On Thursday 13 September 2007 23:05:29 ando@sys-net.it wrote:
audrius.valunas@teo.lt wrote:
There is synchronous replication between mastyer and slave. When network connectivity problems occur master closes tcp connection but slave doesn't notice those problems, it still has tcp connection open, but in real it is not receiving updates any more. I think that can be solved adding some ack from slave because sending on such a socket would fail and force slave to retry connection.
Well, this should already be taken into consideration by SO_KEEPALIVE, which is always set when available on all connections. I concur that it usually requires quite a long time before a connection is actually checked (usually more than 2 hours), so some better policy could be put in place.

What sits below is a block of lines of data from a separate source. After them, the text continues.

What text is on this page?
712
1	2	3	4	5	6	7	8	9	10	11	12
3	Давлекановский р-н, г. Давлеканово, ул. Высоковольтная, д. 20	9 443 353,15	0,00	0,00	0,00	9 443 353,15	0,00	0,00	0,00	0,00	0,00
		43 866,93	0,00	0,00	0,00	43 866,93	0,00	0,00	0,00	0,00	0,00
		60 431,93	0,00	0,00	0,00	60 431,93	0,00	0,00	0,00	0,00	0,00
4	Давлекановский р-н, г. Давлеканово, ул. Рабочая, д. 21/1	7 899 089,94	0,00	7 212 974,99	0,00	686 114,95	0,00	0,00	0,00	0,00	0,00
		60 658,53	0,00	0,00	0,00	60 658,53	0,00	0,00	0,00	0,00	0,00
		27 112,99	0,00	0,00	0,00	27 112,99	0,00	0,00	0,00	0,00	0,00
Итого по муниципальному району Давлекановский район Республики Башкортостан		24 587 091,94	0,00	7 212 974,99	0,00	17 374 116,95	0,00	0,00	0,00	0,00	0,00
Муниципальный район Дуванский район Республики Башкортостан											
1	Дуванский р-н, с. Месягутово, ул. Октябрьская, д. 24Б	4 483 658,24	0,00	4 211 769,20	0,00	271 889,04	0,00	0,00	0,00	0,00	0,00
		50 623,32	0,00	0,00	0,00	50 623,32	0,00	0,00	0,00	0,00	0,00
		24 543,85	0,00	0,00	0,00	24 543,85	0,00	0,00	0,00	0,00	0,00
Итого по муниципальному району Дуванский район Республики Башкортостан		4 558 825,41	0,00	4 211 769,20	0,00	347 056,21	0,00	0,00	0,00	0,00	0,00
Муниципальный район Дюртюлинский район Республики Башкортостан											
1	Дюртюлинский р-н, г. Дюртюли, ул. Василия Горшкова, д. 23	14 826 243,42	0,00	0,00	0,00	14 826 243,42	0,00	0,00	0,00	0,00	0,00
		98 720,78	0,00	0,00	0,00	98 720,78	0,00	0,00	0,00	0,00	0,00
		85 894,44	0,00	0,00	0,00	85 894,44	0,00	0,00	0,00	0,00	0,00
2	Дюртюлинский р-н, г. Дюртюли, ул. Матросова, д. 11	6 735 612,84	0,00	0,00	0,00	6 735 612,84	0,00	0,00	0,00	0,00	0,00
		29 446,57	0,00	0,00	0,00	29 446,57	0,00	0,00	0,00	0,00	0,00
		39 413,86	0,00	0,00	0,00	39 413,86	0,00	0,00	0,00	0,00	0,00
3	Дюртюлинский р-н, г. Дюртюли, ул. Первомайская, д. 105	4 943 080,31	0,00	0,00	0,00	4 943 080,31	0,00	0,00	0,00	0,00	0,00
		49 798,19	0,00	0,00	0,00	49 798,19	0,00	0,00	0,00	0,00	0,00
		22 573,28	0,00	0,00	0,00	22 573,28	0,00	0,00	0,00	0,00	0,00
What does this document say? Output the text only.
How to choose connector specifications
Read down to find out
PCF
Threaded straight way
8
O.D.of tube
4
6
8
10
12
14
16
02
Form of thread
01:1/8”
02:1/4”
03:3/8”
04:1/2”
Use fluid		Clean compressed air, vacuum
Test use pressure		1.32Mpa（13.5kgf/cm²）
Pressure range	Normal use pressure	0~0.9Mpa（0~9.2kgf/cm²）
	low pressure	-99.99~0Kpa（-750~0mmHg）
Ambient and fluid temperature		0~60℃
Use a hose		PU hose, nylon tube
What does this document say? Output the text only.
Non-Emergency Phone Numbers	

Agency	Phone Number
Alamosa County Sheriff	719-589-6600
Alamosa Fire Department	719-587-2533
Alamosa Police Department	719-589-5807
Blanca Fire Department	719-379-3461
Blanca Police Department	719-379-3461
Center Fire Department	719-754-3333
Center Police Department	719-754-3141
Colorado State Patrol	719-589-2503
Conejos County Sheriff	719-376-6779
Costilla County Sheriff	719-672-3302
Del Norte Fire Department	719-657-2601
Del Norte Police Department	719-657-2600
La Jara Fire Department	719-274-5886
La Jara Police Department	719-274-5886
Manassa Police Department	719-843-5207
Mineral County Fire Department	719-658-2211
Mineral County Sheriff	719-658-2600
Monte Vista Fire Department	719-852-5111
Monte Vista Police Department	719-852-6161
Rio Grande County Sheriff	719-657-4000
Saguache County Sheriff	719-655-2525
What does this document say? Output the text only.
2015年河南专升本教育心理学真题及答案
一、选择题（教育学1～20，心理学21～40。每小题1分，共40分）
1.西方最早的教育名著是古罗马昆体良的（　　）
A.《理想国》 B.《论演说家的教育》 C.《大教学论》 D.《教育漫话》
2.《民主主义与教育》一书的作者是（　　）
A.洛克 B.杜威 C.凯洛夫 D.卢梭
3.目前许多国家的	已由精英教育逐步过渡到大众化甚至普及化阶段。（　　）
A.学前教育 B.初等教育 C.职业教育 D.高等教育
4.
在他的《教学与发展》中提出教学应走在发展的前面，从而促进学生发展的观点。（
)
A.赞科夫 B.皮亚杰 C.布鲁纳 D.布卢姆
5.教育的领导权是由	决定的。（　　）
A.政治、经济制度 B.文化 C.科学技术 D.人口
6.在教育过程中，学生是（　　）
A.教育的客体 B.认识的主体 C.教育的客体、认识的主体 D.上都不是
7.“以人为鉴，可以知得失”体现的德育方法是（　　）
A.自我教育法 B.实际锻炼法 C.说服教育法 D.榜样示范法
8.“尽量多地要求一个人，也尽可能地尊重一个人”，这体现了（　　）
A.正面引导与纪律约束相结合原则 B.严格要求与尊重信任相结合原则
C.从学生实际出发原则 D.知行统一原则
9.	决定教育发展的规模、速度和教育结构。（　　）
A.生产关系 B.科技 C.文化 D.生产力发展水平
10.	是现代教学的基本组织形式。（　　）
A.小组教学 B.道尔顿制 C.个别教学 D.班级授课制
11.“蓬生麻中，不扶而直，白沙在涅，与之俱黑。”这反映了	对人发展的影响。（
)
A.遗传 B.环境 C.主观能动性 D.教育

I think I filed a previous ITS on this, but the servers exhibiting this behaviour in a remote site were lost (power supplies died) so I couldn't test Howard's fix at the time. We have recently installed some QA servers, which now also need to traverse a PIX firewall to get to the production master (from which they replicate one database), and I have seen the behaviour again (they go out of sync on most of the rare changes to this database until I restart them or the check kicks in).
I note that a keepalive probably needs to be sent at least once an hour for a PIX not to drop the connection. I haven't looked up any relevant RFCs on this though ...
I can now test a fix a lot more easily (since I can upgrade one of these servers at-will, as opposed to the previous slaves which were in production).
Regards, Buchan